Re: [PATCH, RFC 45/62] mm: Add the encrypt_mprotect() system call for MKTME

From: Andy Lutomirski
Date: Tue Jun 18 2019 - 12:41:44 EST




> On Jun 18, 2019, at 9:22 AM, Dave Hansen <dave.hansen@xxxxxxxxx> wrote:
>
> On 6/18/19 9:15 AM, Kirill A. Shutemov wrote:
>>> We'd need two rules:
>>> 1. A page must not be faulted into a VMA if the page's page_keyid()
>>> is not consistent with the VMA's
>>> 2. Upon changing the VMA's KeyID, all underlying PTEs must either be
>>> checked or zapped.
>>>
>>> If the rules are broken, we SIGBUS. Andy's suggestion has the same
>>> basic requirements. But, with his scheme, the error can be to the
>>> ioctl() instead of in the form of a SIGBUS. I guess that makes the
>>> fuzzers' lives a bit easier.
>> I see a problem with the scheme: if we don't have a way to decide if the
>> key is right for the file, user without access to the right key is able to
>> prevent legitimate user from accessing the file. Attacker just need read
>> access to the encrypted file to prevent any legitimate use to access it.
>
> I think you're bringing up a separate issue.
>
> We were talking about how you resolve a conflict when someone attempts
> to use two *different* keyids to decrypt the data in the API and what
> the resulting API interaction looks like.
>
> You're describing the situation where one of those is the wrong *key*
> (not keyid). That's a subtly different scenario and requires different
> handling (or no handling IMNHO).

I think weâre quibbling over details before we look at the big questions:

Should MKTME+DAX encrypt the entire volume or should it encrypt individual files? Or both?

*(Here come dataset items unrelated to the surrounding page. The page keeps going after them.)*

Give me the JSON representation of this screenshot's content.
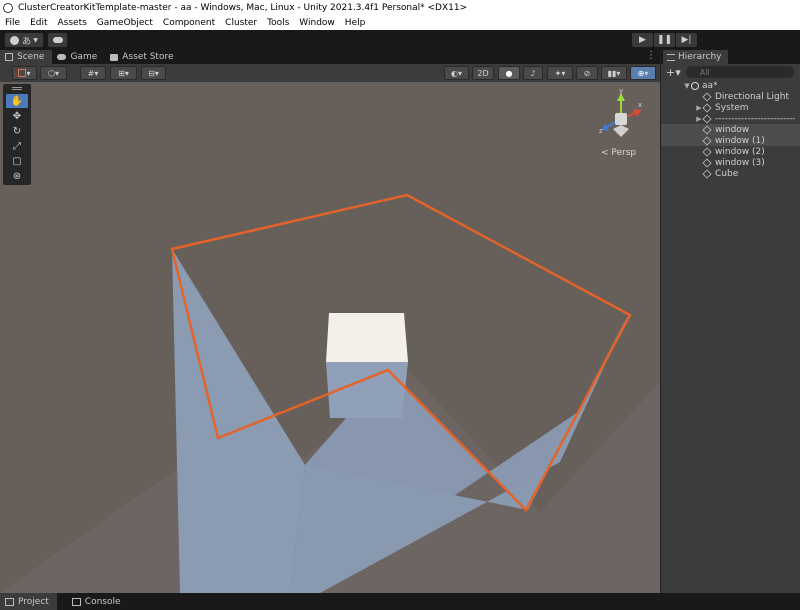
{
  "window": {
    "title": "ClusterCreatorKitTemplate-master - aa - Windows, Mac, Linux - Unity 2021.3.4f1 Personal* <DX11>"
  },
  "menu": [
    "File",
    "Edit",
    "Assets",
    "GameObject",
    "Component",
    "Cluster",
    "Tools",
    "Window",
    "Help"
  ],
  "toolbar": {
    "account_label": "あ",
    "play_icons": [
      "play-icon",
      "pause-icon",
      "step-icon"
    ]
  },
  "tabs": [
    {
      "label": "Scene",
      "icon": "scene-icon",
      "active": true
    },
    {
      "label": "Game",
      "icon": "game-icon",
      "active": false
    },
    {
      "label": "Asset Store",
      "icon": "store-icon",
      "active": false
    }
  ],
  "scene_toolbar": {
    "mode_2d": "2D"
  },
  "gizmo": {
    "y": "y",
    "x": "x",
    "z": "z",
    "view_label": "< Persp"
  },
  "tools": [
    "hand-tool",
    "move-tool",
    "rotate-tool",
    "scale-tool",
    "rect-tool",
    "transform-tool"
  ],
  "hierarchy": {
    "tab_label": "Hierarchy",
    "search_placeholder": "All",
    "scene_name": "aa*",
    "items": [
      {
        "label": "Directional Light",
        "expandable": false,
        "selected": false
      },
      {
        "label": "System",
        "expandable": true,
        "selected": false
      },
      {
        "label": "--------------------------",
        "expandable": true,
        "selected": false
      },
      {
        "label": "window",
        "expandable": false,
        "selected": true
      },
      {
        "label": "window (1)",
        "expandable": false,
        "selected": true
      },
      {
        "label": "window (2)",
        "expandable": false,
        "selected": false
      },
      {
        "label": "window (3)",
        "expandable": false,
        "selected": false
      },
      {
        "label": "Cube",
        "expandable": false,
        "selected": false
      }
    ]
  },
  "bottom_tabs": [
    {
      "label": "Project",
      "active": true
    },
    {
      "label": "Console",
      "active": false
    }
  ],
  "colors": {
    "selection_outline": "#e3642a",
    "scene_bg": "#675f5a",
    "plane_fill": "#8b9bb2",
    "active_tool": "#4b7bbd"
  }
}
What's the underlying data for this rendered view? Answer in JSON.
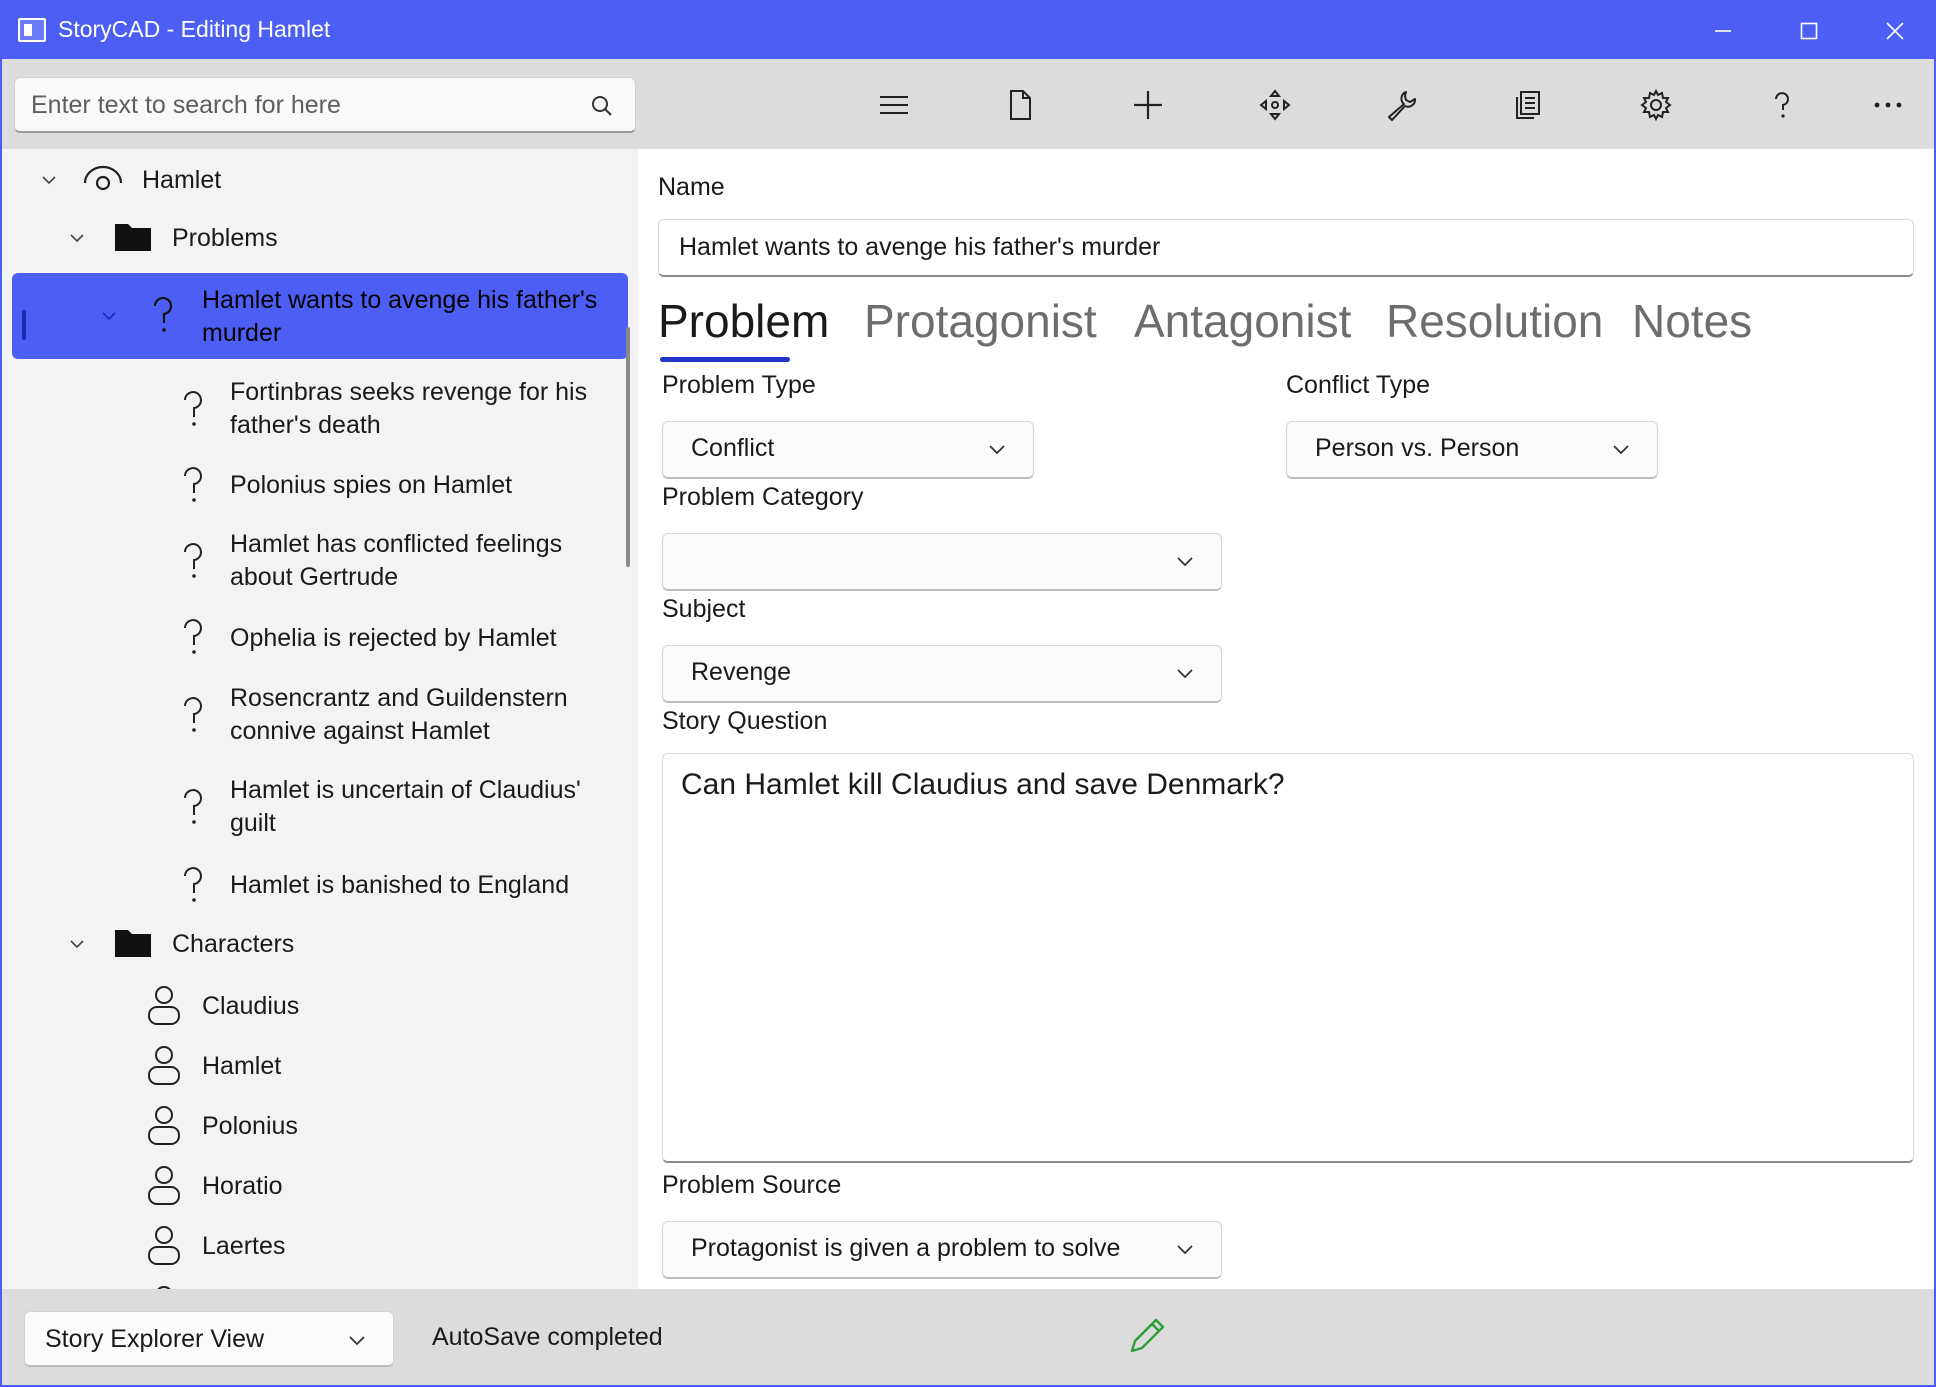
{
  "window": {
    "title": "StoryCAD - Editing Hamlet",
    "accent": "#4d5ef5"
  },
  "search": {
    "placeholder": "Enter text to search for here"
  },
  "toolbar": {
    "icons": [
      "menu-icon",
      "new-file-icon",
      "add-icon",
      "move-icon",
      "tools-icon",
      "reports-icon",
      "settings-icon",
      "help-icon",
      "more-icon"
    ]
  },
  "tree": {
    "root": {
      "label": "Hamlet"
    },
    "problems_folder": {
      "label": "Problems"
    },
    "problems": [
      {
        "label": "Hamlet wants to avenge his father's",
        "label2": "murder",
        "selected": true
      },
      {
        "label": "Fortinbras seeks revenge for his",
        "label2": "father's death"
      },
      {
        "label": "Polonius spies on Hamlet",
        "label2": ""
      },
      {
        "label": "Hamlet has conflicted feelings",
        "label2": "about Gertrude"
      },
      {
        "label": "Ophelia is rejected by Hamlet",
        "label2": ""
      },
      {
        "label": "Rosencrantz and Guildenstern",
        "label2": "connive against Hamlet"
      },
      {
        "label": "Hamlet is uncertain of Claudius'",
        "label2": "guilt"
      },
      {
        "label": "Hamlet is banished to England",
        "label2": ""
      }
    ],
    "characters_folder": {
      "label": "Characters"
    },
    "characters": [
      {
        "label": "Claudius"
      },
      {
        "label": "Hamlet"
      },
      {
        "label": "Polonius"
      },
      {
        "label": "Horatio"
      },
      {
        "label": "Laertes"
      }
    ]
  },
  "form": {
    "name_label": "Name",
    "name_value": "Hamlet wants to avenge his father's murder",
    "tabs": [
      {
        "label": "Problem",
        "active": true
      },
      {
        "label": "Protagonist"
      },
      {
        "label": "Antagonist"
      },
      {
        "label": "Resolution"
      },
      {
        "label": "Notes"
      }
    ],
    "problem_type_label": "Problem Type",
    "problem_type_value": "Conflict",
    "conflict_type_label": "Conflict Type",
    "conflict_type_value": "Person vs. Person",
    "problem_category_label": "Problem Category",
    "problem_category_value": "",
    "subject_label": "Subject",
    "subject_value": "Revenge",
    "story_question_label": "Story Question",
    "story_question_value": "Can Hamlet kill Claudius and save Denmark?",
    "problem_source_label": "Problem Source",
    "problem_source_value": "Protagonist is given a problem to solve"
  },
  "statusbar": {
    "view_value": "AutoSave completed",
    "view_combo": "Story Explorer View",
    "pencil_color": "#2e9e3a"
  }
}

If it encrypts individual files, should the fs be involved at all? Should there be metadata that can check whether a given key is the correct key?

If it encrypts individual files, is it even conceptually possible to avoid corruption if the fs is not involved? After all, many filesystems think that they can move data blocks, compute checksums, journal data, etc.

I think Dave is right that there should at least be a somewhat credible proposal for how this could fit together.